Acabo de ler Que ninguém nos ouça, de Leila Ferreira e Cris Guerra, um livro divertidíssimo e ao mesmo tempo emocionante, pois retrata confissões de duas mulheres que já passaram por poucas e boas. O livro, como sugere a capa, é uma terapia virtual em que as duas trocaram e-mails falando da vida, sexo, amor, amizade, enfim, aquilo que se catalogou em qualquer cultura: as relações.
A certa altura de uma das correspondências, Leila fala sobre uma frase de Cris: “‘Que eu acorde como quem nasce’. Achei perfeito.

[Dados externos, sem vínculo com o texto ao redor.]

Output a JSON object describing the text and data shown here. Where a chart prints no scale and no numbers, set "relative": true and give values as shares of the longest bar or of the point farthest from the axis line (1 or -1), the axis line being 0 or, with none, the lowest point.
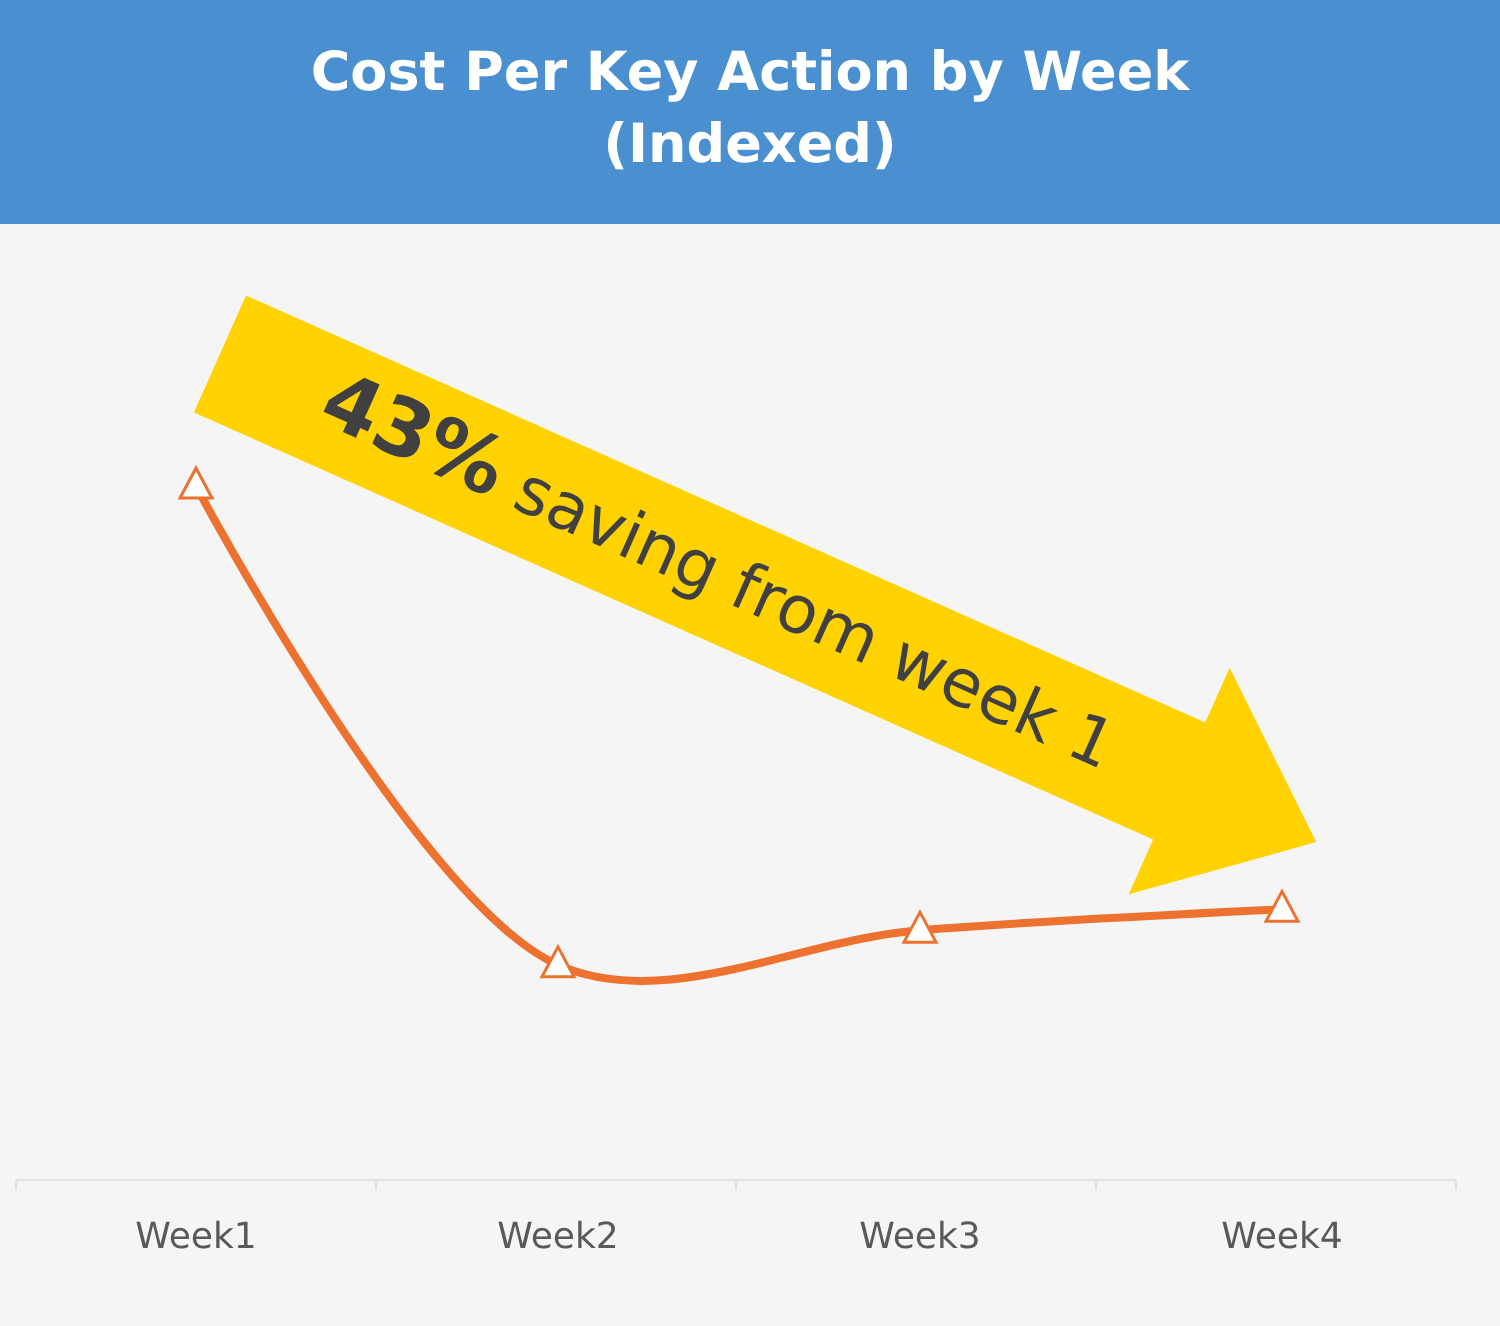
{
  "chart_data": {
    "type": "line",
    "title": "Cost Per Key Action by Week\n(Indexed)",
    "categories": [
      "Week1",
      "Week2",
      "Week3",
      "Week4"
    ],
    "relative": true,
    "series": [
      {
        "color": "#ed7230",
        "values": [
          1,
          0.31,
          0.36,
          0.39
        ]
      }
    ],
    "marker": "triangle",
    "line_style": "solid",
    "annotations": [
      "43% saving from week 1"
    ]
  }
}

A gente não pode perder o que a vida tem de inédito — todos os dias a gente esbarra no novo, tem a chance de se surpreender, de se emocionar. O problema é que o olhar fica viciado: o tempo vai nos deixando com a alma blasé, o espírito entediado, e acordamos a cada dia com o olhar cansado de quem tudo viu e tudo sabe. Só que a vida está cheia de estreias. E tudo é estreia para quem acabou de nascer. Então que o tempo nos dê essa capacidade de zerar a cada manhã, não só o olhar, mas o espírito, pra que ele não saia da cama arrastando chinelos”.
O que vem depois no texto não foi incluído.